Чтобы проплыть между этими крайностями, нужно поистине улиссовское хитроумие. Вооруженный своим просвещенным умом, человек современности принужден безостановочно изобретать всё новые способы существования между одним и другим, где оба конца – роковые. Бравада, мачизм – один из таких способов, хотя и крайне, как мы убедились, несовершенный. Цинизм – еще один способ, он лучше, но у него свои риски. Какие еще позиции способен занять человек, захваченный в double bind человеческого и животного?

Буковски, хороший читатель современной ему литературы и на все сто процентов дитя своего времени, усвоил все перечисленные позиции, усвоил их основания и условия, главное, понял самую суть – ловушку человека-зверя, вызывающую все эти позиции к жизни. На важность и настоятельность этой тематики для него и указывают те редукционистские цитаты из самых разных мест, которые я приводил в начале этой главы. Хемингуэй и Селин – любимые его авторы, и, надо признать, подчас ему тоже свойственны их крайности: мачизм с одной стороны, цинизм – с другой. Но чаще ему удается выдерживать виртуозный баланс между этими крайностями. В чем тут секрет?

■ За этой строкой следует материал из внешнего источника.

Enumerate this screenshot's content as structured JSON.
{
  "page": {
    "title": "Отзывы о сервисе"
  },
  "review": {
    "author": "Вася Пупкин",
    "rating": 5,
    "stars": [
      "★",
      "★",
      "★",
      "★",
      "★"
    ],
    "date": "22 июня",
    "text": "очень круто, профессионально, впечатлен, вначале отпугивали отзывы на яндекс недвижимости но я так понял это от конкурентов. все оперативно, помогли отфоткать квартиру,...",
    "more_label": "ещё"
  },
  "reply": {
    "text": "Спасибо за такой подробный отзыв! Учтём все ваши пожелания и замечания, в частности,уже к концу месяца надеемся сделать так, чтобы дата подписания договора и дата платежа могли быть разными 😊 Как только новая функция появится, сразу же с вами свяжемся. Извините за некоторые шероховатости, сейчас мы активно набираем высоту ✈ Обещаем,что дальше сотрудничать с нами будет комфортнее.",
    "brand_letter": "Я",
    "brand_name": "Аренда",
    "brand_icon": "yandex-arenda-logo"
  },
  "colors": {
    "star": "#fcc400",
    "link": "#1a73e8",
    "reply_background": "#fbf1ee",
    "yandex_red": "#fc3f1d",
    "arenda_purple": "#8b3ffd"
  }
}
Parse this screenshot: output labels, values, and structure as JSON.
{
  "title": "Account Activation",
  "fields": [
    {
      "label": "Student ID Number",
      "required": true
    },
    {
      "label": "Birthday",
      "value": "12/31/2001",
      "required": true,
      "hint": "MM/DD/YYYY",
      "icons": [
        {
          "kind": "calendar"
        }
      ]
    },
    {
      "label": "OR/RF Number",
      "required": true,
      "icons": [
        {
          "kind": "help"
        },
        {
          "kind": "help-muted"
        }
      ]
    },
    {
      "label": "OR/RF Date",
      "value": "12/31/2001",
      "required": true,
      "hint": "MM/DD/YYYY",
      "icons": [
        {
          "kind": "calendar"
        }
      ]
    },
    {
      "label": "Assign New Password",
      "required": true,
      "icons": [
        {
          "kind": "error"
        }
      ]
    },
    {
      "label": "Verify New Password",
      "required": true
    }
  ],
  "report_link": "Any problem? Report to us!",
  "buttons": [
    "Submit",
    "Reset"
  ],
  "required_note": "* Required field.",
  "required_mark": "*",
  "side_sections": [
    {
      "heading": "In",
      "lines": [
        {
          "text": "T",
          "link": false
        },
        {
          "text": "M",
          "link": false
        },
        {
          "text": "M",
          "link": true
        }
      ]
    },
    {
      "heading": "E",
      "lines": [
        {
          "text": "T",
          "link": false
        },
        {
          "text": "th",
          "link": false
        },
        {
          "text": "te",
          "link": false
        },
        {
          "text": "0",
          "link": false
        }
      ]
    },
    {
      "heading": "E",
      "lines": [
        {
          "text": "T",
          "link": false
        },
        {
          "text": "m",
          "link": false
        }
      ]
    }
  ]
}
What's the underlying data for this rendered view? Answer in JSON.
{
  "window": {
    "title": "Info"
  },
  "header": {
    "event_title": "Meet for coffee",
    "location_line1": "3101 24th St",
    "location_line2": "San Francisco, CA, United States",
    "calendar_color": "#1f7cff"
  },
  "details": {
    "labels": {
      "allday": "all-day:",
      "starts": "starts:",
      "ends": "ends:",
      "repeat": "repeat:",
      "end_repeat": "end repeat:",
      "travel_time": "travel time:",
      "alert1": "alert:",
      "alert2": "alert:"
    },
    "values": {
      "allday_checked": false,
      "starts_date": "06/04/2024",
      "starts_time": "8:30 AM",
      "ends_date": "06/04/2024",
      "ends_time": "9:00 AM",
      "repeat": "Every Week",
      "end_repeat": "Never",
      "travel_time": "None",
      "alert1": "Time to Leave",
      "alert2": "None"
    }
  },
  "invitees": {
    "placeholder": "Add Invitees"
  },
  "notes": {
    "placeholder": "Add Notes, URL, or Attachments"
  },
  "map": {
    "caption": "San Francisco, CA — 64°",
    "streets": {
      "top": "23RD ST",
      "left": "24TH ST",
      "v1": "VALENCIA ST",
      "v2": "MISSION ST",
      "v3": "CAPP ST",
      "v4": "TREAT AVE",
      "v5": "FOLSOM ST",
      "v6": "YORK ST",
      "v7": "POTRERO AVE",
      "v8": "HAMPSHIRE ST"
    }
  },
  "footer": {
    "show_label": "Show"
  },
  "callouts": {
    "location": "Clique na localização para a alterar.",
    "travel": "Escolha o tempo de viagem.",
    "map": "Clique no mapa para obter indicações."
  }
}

Первое, о чем нужно сказать: Буковски очень любил животных (а также детей, как и Селин). Один из самых трогательных его рассказов «В моем супе печенье в форме зверюшек» повествует о связи рассказчика с Кэрол, женщиной, живущей в доме со множеством разных зверей[96]. Самые разные животные фигурируют в названиях множества его стихотворений: здесь и собаки, и кошки, и всевозможные птицы, дельфины и бабочки, тарантулы, даже динозавры. Но особенно, конечно, кошки, о которых Буковски говорил: «Когда вокруг куча котов – это хорошо. Если тебе хреново, поглядишь на котов – и сразу полегчает, потому что они знают, что всё таково, каково есть. Чего тут дергаться? Они понимают, и всё. Они спасители. Чем больше у тебя кошек, тем дольше живешь. Если у тебя сто кошек, проживешь в десять раз дольше, чем если у тебя их десяток. Настанет день, когда сделают это открытие, и у людей будет по тысяче кошек, и они будут жить вечно. Обхохочешься»[97]. Стихотворение Му cats также проникнуто особой нежностью: «я знаю, я знаю. / они ограниченны, у них разные / нужды и / заботы.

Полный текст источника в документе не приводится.